While Qualcomm may be late to the embedded market, it brings with it some interesting attributes that will appeal to a number of designers.
The standard bearer for Qualcomm in embedded has been the Snapdragon 410 which already has a development board, the Dragonboard 410c, and is supported by distributor Arrow Electronics. What changed in this latest announcement is that Qualcomm has extended the life time commitment from five years to 10 years for the new Snapdragon 410e.
In addition to the 410e, the company announced a second, higher performance Snapdragon 600e processor that will also be sustained for a 10 year life span. Both the 410e and the 600e were released in 2015, which means that Qualcomm is committed to support these chips to the year 2025.
The Snapdragon 410E processor offers a 1.2GHz quad-core ARM Cortex-A53 CPU complex. The Snapdragon 600e features a 1.5GHz quad-core Qualcomm Krait 300 CPU complex.

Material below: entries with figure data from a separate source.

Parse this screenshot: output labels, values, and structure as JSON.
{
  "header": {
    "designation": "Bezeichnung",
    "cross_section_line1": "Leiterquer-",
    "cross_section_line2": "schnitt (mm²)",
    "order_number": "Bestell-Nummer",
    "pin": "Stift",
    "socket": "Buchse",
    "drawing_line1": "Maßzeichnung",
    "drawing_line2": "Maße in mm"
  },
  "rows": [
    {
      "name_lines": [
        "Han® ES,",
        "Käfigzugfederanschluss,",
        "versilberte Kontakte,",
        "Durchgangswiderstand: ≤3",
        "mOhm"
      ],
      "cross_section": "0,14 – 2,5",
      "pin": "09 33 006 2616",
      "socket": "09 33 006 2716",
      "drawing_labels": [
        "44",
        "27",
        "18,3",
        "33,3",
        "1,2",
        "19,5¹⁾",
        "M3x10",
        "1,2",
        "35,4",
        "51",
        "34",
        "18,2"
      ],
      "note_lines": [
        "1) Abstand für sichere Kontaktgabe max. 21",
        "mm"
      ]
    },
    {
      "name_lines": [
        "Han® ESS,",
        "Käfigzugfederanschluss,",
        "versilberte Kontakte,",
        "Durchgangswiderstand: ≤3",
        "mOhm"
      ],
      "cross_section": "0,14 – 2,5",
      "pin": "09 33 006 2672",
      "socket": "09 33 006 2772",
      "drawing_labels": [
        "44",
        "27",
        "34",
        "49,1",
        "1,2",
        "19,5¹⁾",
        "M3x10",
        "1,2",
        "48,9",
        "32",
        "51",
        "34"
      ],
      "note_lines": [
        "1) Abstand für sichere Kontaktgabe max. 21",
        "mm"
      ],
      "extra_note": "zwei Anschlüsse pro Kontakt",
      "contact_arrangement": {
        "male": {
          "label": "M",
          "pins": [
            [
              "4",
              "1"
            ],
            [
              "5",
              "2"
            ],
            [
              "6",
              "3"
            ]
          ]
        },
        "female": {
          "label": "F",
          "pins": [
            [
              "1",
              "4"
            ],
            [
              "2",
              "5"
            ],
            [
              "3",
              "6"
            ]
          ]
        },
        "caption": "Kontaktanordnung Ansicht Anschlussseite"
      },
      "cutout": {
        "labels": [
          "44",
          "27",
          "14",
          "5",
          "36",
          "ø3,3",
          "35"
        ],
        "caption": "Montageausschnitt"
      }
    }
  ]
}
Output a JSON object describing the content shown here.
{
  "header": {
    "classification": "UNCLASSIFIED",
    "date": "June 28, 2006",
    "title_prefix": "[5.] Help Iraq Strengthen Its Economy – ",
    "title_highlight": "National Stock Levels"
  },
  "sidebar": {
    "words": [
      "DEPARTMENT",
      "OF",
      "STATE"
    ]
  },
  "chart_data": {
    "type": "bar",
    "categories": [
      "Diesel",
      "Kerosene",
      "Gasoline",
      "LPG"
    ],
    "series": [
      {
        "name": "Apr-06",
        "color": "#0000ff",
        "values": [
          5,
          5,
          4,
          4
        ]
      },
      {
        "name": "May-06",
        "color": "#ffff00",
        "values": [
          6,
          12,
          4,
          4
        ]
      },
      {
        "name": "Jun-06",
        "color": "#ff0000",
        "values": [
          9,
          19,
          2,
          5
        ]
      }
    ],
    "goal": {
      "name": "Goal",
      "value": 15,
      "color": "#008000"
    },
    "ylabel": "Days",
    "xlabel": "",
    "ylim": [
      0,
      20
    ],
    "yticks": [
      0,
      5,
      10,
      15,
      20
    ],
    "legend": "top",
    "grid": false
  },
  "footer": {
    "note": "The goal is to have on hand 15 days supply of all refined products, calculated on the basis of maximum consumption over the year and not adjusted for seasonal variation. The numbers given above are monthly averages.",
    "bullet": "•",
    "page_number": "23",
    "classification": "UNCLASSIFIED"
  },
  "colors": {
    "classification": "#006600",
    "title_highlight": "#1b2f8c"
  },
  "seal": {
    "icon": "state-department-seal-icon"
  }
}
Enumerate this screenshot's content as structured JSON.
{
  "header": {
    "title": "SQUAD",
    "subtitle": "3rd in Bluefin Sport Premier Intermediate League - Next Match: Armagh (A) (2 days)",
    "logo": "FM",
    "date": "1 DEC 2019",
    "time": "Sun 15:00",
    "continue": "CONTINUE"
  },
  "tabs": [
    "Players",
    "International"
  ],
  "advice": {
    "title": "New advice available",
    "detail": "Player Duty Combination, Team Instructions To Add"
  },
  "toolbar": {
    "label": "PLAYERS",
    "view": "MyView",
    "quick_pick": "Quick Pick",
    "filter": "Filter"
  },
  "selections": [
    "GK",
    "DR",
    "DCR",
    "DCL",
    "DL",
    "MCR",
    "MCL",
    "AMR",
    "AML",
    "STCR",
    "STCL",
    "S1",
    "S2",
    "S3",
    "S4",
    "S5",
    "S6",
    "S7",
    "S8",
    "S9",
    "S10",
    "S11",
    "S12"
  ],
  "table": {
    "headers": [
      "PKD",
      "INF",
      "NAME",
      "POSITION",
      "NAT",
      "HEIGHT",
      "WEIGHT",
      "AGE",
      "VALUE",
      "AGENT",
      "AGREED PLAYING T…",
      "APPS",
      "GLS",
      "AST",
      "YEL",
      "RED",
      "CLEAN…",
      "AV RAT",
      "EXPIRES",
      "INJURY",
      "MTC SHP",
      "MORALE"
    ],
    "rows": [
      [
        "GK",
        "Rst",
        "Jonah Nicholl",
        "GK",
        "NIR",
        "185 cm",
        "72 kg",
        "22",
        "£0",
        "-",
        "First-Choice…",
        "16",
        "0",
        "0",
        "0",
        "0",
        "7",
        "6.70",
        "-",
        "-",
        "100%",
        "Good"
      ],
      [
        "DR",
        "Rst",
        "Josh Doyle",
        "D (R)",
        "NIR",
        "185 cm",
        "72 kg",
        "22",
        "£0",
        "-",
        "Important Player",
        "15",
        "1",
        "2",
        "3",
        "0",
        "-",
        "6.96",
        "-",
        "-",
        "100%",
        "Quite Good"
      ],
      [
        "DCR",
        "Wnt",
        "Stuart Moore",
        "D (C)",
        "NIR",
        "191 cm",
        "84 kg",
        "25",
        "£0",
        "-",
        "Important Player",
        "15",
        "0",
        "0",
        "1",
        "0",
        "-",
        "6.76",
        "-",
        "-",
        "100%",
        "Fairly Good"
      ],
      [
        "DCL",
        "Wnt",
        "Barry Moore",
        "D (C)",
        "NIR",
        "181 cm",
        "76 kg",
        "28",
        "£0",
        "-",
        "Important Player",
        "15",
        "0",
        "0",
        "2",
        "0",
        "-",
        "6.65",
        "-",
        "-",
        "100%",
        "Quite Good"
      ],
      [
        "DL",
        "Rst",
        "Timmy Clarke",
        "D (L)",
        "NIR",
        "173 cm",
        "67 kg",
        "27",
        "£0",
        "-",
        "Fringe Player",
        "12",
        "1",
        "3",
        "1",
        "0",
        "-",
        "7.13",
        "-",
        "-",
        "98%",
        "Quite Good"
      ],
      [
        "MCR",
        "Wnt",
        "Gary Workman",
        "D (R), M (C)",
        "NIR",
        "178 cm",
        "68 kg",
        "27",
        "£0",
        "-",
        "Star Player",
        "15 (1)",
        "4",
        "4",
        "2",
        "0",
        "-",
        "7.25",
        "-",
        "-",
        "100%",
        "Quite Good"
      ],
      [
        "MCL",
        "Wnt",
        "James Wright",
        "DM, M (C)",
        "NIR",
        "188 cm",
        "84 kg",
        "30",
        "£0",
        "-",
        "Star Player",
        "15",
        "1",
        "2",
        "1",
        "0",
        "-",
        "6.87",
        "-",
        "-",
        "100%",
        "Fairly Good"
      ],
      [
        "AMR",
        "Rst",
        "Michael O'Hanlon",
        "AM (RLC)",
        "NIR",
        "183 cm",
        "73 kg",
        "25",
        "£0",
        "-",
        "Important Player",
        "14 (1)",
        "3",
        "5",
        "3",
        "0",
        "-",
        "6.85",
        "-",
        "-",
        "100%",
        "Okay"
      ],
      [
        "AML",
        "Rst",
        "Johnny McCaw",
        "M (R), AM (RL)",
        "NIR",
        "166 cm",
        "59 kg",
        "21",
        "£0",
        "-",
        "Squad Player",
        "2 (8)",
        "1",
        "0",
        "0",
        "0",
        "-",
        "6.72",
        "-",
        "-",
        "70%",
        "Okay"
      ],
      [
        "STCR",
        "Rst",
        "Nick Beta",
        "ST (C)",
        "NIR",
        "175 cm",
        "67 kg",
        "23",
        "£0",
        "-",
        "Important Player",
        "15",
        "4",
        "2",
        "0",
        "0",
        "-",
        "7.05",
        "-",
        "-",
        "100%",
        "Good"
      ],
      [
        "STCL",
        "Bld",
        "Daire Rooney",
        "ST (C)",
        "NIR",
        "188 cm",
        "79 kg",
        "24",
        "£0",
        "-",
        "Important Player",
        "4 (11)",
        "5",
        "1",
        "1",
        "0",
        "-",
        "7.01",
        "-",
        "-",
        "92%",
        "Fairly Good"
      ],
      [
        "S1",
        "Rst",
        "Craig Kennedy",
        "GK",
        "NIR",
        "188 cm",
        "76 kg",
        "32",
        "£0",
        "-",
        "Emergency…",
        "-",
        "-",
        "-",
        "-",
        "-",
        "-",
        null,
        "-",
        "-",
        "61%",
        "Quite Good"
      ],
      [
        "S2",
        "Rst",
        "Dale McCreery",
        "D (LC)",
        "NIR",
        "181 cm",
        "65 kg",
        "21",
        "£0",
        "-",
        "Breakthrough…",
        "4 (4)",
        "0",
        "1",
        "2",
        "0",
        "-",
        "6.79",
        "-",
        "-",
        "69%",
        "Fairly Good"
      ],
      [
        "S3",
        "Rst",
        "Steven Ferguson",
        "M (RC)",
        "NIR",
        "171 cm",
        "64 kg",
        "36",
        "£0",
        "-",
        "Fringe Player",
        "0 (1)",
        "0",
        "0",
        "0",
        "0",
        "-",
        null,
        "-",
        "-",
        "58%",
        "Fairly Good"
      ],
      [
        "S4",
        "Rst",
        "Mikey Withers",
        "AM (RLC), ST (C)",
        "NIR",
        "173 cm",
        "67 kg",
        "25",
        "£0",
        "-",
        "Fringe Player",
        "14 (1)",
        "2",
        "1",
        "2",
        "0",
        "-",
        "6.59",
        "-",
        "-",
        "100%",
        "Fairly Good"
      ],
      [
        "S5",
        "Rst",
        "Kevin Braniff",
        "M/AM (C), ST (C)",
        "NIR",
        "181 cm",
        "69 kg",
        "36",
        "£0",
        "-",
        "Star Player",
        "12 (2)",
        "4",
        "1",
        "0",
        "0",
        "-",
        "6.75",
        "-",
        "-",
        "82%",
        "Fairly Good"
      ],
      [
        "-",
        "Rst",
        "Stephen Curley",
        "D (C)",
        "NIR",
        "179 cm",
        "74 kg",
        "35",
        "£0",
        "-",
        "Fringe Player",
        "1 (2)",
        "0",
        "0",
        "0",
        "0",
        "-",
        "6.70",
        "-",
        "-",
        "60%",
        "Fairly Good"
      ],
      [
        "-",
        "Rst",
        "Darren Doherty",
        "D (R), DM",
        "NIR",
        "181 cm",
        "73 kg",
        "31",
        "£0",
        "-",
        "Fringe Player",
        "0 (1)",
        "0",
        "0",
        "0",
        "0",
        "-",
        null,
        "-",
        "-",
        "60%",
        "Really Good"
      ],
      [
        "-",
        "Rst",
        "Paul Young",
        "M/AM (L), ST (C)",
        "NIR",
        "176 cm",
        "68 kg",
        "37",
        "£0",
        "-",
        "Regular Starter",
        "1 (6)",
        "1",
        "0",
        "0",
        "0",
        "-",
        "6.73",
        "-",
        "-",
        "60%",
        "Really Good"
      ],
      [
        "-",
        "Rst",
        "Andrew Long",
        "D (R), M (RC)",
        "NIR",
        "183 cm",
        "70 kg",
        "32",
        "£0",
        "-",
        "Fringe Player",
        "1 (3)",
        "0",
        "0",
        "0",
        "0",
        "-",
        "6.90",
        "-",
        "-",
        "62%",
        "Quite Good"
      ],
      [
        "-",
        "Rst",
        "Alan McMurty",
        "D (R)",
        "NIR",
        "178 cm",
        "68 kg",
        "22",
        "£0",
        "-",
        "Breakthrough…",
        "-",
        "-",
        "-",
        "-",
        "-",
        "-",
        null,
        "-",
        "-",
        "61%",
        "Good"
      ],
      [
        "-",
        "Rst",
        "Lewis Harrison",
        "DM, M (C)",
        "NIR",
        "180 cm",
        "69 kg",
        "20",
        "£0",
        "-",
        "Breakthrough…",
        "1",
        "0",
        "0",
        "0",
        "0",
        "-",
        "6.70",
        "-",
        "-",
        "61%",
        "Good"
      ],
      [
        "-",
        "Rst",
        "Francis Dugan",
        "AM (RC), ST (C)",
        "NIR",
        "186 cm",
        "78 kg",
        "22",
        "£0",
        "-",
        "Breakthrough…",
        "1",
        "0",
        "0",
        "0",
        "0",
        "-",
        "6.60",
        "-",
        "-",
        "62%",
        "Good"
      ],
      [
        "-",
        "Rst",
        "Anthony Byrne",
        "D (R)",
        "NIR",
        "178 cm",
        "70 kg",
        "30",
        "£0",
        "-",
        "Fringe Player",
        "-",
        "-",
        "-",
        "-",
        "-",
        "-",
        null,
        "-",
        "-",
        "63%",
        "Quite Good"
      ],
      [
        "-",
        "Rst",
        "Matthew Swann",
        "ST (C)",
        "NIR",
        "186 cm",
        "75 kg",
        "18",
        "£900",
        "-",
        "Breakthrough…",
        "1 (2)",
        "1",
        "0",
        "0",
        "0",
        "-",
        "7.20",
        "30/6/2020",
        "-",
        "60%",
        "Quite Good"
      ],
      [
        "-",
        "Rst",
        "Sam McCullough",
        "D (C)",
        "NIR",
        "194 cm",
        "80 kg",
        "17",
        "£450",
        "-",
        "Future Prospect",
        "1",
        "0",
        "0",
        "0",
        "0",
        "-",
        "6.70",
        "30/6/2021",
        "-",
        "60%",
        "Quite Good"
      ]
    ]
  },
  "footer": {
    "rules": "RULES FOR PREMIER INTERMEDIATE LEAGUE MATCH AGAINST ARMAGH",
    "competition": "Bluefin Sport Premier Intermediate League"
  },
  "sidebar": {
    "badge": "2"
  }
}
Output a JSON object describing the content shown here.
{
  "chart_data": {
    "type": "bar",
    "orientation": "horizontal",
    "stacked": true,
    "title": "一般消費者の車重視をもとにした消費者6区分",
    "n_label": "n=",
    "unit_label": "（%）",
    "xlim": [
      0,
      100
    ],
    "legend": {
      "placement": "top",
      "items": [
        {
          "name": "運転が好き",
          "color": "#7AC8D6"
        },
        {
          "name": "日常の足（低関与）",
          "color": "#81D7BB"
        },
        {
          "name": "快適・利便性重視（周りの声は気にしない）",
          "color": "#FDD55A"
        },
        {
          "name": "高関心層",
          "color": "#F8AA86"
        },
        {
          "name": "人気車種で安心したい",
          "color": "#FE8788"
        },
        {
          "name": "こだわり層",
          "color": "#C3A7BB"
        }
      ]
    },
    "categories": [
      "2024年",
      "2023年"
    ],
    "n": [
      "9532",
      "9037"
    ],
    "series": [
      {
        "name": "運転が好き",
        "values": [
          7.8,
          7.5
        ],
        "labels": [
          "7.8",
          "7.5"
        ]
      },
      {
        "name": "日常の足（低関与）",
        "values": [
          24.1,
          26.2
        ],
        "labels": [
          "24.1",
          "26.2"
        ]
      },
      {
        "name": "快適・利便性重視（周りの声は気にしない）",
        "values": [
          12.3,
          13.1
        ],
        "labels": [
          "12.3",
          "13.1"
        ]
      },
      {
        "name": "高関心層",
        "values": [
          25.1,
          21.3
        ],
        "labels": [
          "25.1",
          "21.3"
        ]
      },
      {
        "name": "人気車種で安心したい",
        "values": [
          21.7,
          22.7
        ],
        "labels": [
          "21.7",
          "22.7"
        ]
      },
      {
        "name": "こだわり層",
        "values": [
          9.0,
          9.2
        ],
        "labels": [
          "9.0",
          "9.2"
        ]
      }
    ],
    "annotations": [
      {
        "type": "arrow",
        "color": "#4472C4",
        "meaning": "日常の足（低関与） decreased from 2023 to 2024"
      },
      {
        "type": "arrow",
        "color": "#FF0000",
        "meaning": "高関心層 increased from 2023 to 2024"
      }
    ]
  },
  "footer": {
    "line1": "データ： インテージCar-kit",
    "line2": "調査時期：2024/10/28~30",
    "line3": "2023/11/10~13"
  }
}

It should be noted that the Krait 300 CPUs are 32-bit ARMv7 designs and do not support the newer ARMv8 instruction set, but for most embedded designs, that should not be an issue. Both parts are made in TSMC's 28nm process.
These SoCs include Wi-Fi and GPS making them highly integrated solutions for connectivity. They also include DSPs and GPUs that can support HD level graphics and video. Because these chips were originally designed for mobile applications, they have excellent power efficiency and very low standby power. Neither chip, though, offers a cellular modem.
While the Snapdragon processors are highly integrated, they still require a number of support chips such as RF and power management. Qualcomm will also support these parts necessary for a complete design kit for that same 10-year lifespan.
One challenge for Qualcomm is the company is used to supporting just a few customers that ship millions of units. The embedded market is composed of thousands of companies that take thousands of processors, creating logistics issues Qualcomm is not set up to support. That's where a distribution partner such as Arrow comes in. (Editor's note: Arrow Electronics is the parent company of Aspencore, the media company that owns EE Times.)
Qualcomm will support Linux, Android, and in the case of the 410e, Windows 10 operating systems. The Snapdragon 600e also has support for Robot OS (ROS). The target markets for these processors include digital signage, set-top-boxes, medical imaging, point of sale systems, industrial robotics, and other Internet of Things (IoT) designs.
Dragonboard 410C (Image: Qualcomm)
People may be skeptical of Qualcomm's embedded processor commitment because the company appears to be new to this area. But, in fact, the company has had a long history of supporting its modem technology in automotive, which also has long-life requirements. Qualcomm will add more processors to the embedded line in the future.
The prospects for Qualcomm look good. Its first two parts have good overall performance and feature sets and have already been designed into a number of products. With Arrow’s help, we should see more Qualcomm silicon in new drones, toys, portable medical devices, AR and VR headsets, and other innovative designs.
—Kevin Krewell is an analyst who writes about the semiconductor industry for Trias Research.